FIG. 10 is a diagram showing a configuration of a main part of a correction data generation circuit in a parallax amount measuring apparatus according to a third embodiment of the present invention.

FIG. 11 is a diagram illustrating a 3 × 3 Laplacian filter according to a third embodiment.

[12] The parallax measuring apparatus according to the present invention is a block diagram showing an example of application to a head-mounted display device.

FIG. 13 is a diagram for explaining a parallax amount measuring method by block matching.
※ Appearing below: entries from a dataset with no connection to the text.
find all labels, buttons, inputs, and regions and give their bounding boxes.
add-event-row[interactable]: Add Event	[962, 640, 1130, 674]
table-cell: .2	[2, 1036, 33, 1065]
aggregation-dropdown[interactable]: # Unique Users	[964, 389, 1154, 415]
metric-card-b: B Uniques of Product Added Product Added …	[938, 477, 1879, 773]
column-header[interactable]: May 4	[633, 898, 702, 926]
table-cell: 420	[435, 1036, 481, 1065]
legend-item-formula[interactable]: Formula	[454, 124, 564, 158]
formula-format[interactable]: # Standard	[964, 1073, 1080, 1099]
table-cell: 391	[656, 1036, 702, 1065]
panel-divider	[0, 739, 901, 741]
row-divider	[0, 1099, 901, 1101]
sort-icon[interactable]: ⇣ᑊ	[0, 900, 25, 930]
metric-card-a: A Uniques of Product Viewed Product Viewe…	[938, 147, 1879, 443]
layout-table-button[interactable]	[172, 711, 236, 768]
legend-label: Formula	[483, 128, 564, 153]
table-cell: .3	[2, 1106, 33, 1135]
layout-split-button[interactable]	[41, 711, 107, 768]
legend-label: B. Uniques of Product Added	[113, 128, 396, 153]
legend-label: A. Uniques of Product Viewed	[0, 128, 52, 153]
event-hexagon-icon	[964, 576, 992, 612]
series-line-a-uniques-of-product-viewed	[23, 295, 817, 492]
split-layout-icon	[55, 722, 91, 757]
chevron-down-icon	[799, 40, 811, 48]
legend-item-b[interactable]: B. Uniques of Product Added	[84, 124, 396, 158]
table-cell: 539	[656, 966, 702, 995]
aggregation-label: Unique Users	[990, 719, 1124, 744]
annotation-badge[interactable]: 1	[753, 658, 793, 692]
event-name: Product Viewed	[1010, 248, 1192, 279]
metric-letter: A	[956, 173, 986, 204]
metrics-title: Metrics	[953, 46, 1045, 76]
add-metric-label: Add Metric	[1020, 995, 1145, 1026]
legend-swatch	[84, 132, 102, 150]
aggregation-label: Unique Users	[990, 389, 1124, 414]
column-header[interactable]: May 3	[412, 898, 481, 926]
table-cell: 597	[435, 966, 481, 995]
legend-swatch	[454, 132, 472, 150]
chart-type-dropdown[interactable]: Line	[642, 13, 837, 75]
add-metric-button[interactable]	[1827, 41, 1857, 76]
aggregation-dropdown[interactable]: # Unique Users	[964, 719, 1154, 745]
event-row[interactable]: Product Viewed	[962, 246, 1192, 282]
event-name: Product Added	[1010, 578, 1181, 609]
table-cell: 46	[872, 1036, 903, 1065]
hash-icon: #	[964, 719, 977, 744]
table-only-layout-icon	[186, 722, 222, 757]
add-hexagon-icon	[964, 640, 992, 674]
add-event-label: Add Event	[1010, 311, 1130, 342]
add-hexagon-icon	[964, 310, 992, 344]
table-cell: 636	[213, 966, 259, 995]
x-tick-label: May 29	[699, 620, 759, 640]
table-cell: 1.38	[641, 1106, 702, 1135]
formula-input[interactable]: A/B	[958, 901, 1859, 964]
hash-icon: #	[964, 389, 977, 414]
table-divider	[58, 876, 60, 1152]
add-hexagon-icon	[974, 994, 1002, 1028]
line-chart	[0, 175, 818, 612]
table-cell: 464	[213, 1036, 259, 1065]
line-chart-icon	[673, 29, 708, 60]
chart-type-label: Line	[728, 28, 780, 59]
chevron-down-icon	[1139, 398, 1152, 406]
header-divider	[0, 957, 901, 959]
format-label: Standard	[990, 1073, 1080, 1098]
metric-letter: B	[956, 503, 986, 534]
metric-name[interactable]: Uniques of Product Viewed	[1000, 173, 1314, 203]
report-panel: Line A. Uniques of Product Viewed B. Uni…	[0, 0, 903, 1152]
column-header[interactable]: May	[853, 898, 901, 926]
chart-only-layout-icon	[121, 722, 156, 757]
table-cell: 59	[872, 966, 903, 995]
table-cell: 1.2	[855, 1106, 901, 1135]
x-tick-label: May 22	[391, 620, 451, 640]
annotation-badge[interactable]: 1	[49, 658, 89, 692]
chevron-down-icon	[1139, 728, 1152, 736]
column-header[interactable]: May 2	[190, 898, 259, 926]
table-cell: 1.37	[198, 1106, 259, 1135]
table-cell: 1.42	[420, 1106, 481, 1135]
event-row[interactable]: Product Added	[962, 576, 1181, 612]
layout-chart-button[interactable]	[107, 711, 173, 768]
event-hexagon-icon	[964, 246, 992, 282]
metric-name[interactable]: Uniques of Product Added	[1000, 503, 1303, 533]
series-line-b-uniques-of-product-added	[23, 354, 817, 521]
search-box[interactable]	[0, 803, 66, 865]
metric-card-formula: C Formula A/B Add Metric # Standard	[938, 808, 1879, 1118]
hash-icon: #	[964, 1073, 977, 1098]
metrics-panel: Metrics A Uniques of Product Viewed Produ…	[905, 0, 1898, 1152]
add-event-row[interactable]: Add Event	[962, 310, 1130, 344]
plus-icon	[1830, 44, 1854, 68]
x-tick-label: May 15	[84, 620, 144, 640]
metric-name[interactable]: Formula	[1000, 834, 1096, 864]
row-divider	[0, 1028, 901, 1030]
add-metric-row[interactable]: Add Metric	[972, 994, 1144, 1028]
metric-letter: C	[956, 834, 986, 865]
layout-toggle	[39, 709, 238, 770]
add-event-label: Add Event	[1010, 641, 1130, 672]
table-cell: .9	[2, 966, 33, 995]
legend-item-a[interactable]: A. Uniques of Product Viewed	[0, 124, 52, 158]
FIG. 14 is also a diagram for explaining a parallax amount measuring method by block matching.

[Explanation of symbols]

 3 measurement block setting unit 4 search range / reference block setting unit 9 parallax measuring unit 10 matching calculation circuit 11 difference absolute value sum calculating circuit 12 the minimum value detecting circuit 13 correction data generating circuit 14 operation result correction circuit 15 error decision circuit 19 the delay unit 26 arithmetic unit 50 3 × 3 Laplacian filter arithmetic unit

Front page of the continued F-term (reference) 2F065 AA06 AA53 EE00 FF05 JJ03 JJ05 JJ26 QQ00 QQ03 QQ11 QQ12 QQ13 QQ14 QQ23 QQ24 QQ25 QQ27 QQ29 QQ32 QQ33 QQ38 QQ41 QQ42 SS13 2F112 AC06 CA08 FA03 FA07 FA21 FA27 FA29 FA38 FA41 5B057 AA20 CA12 CA16 CB13 CB16 CC03 CH01 DA07 DB03 DC02 DC32 5C061 AB12 AB18 AB21

Claims (3)

[Claims] 1. A measurement block setting means for setting a predetermined measurement block on the first image of a stereo image composed of a first image and a second image; and a measurement block on the second image. A matching means for searching the corresponding block area to detect the best value of the similarity, and measuring the parallax amount of the measurement block from the difference in the coordinates of the two images at the best value; Correction data generating means for generating correction data for correcting the best value of the similarity based on a sum of absolute differences between pixel data of corresponding pixels with a peripheral block shifted by a predetermined pixel; and Correcting means for correcting the best value of the similarity based on the correction data generated by the generating means; and matching based on the best value of the similarity corrected by the correcting means. Parallax measuring device matching in grayed means and having a an error determining means for determining whether or not an error. 2. A measurement block setting means for setting a predetermined measurement block on the first image of a stereo image composed of a first image and a second image; and a measurement block on the second image. Matching means for searching for a corresponding block area to detect the best value of similarity and measuring the amount of parallax of the measurement block from a difference in coordinates between the two images at the best value; and Laplacian pixel data of the measurement block. Calculate,
By integrating the result of the operation, the correction data generation means for generating correction data for correcting the best value of the similarity, by the correction data generated by the correction data generating means for correcting the best value of the similarity A parallax amount measuring device, comprising: a correcting unit; and an error determining unit that determines whether or not the matching by the matching unit is an error based on the best value of the similarity corrected by the correcting unit. 3. The parallax amount measuring apparatus according to claim 1, wherein the correction unit normalizes the best value of the similarity based on the correction data.